You seem to think all that devotion shown among the Israelites and Christians, however long it lasted, implied the truth of what they were devoted to: how silly! We do not have the power to add or subtract from God's decrees; God, not human devotion, is the measure of moral goodness.

What is tendentious? Elevating the creature above the Creator, the creature dictating to the Creator how it should be fashioned. This scriptural tradition--of course--can do nothing to compromise God's sovereignty.

 
At 12:38 AM, Anonymous Anonymous said...

even Countryman could not draw a line arguing bestiality was morally wrong on biblical grounds

I haven't read Countryman on this, but I think I know what he is saying: the Bible, w/ few exceptions ("muzzle not the oxen" comes to mind) counts animals' rights (and bodily integrity) for precisely Jack Squat. Ergo, you can't make, "on biblical grounds," a case against violating them (which is why the biblical crime of bestiality is seen to be equally a crime of both human AND animal. WTF???)

surely Spong is partially responsible for the vehemence of Lambeth 1998 1.10.

I agree . . . but only in the sense of Spong's intemperate racializing of the dispute (something I strongly caution my fellow progressives today: +Akinola is wrong . . . well, because he's wrong---re S, T & R---not because he's African. I'm guessing Craig, above, is of white European ancestry, but he's just as wrong as +PJA!)

To wit:

Why did St Paul recommend separation from the incestuous Corinthian again? Was it because the relationship wasn't sufficiently committed and loving?

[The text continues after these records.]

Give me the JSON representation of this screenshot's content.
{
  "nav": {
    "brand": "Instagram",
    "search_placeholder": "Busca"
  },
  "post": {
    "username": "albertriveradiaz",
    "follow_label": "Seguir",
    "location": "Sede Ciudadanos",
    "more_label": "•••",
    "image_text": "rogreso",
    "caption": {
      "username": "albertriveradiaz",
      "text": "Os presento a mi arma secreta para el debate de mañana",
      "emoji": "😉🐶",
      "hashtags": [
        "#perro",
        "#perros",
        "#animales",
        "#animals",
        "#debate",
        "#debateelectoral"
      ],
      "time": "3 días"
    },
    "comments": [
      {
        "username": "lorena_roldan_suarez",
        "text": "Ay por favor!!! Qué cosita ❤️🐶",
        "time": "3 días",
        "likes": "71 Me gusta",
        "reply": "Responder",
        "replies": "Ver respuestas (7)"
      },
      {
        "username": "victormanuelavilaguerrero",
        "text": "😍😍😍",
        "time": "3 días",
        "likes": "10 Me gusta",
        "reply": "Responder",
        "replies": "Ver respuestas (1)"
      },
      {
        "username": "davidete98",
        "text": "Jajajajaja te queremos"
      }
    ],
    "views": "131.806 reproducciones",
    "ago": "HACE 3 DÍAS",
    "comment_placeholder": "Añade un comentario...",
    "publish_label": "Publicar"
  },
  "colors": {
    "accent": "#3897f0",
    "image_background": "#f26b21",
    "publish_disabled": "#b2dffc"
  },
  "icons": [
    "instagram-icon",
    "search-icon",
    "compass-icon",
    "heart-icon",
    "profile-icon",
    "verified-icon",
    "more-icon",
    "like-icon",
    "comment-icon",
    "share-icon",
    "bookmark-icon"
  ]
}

Was that relationship even "incestuous" by our standards? (I Cor. 5:1?) At any rate, I'm going to assume that, to the extent Paul was properly condemning it . . . then Yes: "the relationship wasn't sufficiently committed and loving" (I'm not disagreeing w/ you re the parish meeting, Scoty: just suggesting there may have been something else going on in this particular relationship)

What is "tendentious", Craig, is that you (among other "reasserters": I question the "re", myself) continue to anachronistically insist upon retrojecting modern terms (in this case, "homosexuality") into the Ancient World (3500 years??? Pish-posh! "Homosexuality" is only ~150 years old, tops!)

What is tendentious? Elevating the creature above the Creator, the creature dictating to the Creator how it should be fashioned. This scriptural tradition--of course--can do nothing to compromise God's sovereignty.

Right on, Scoty---and "this [reasserter] scriptural tradition" is but a modern one, also.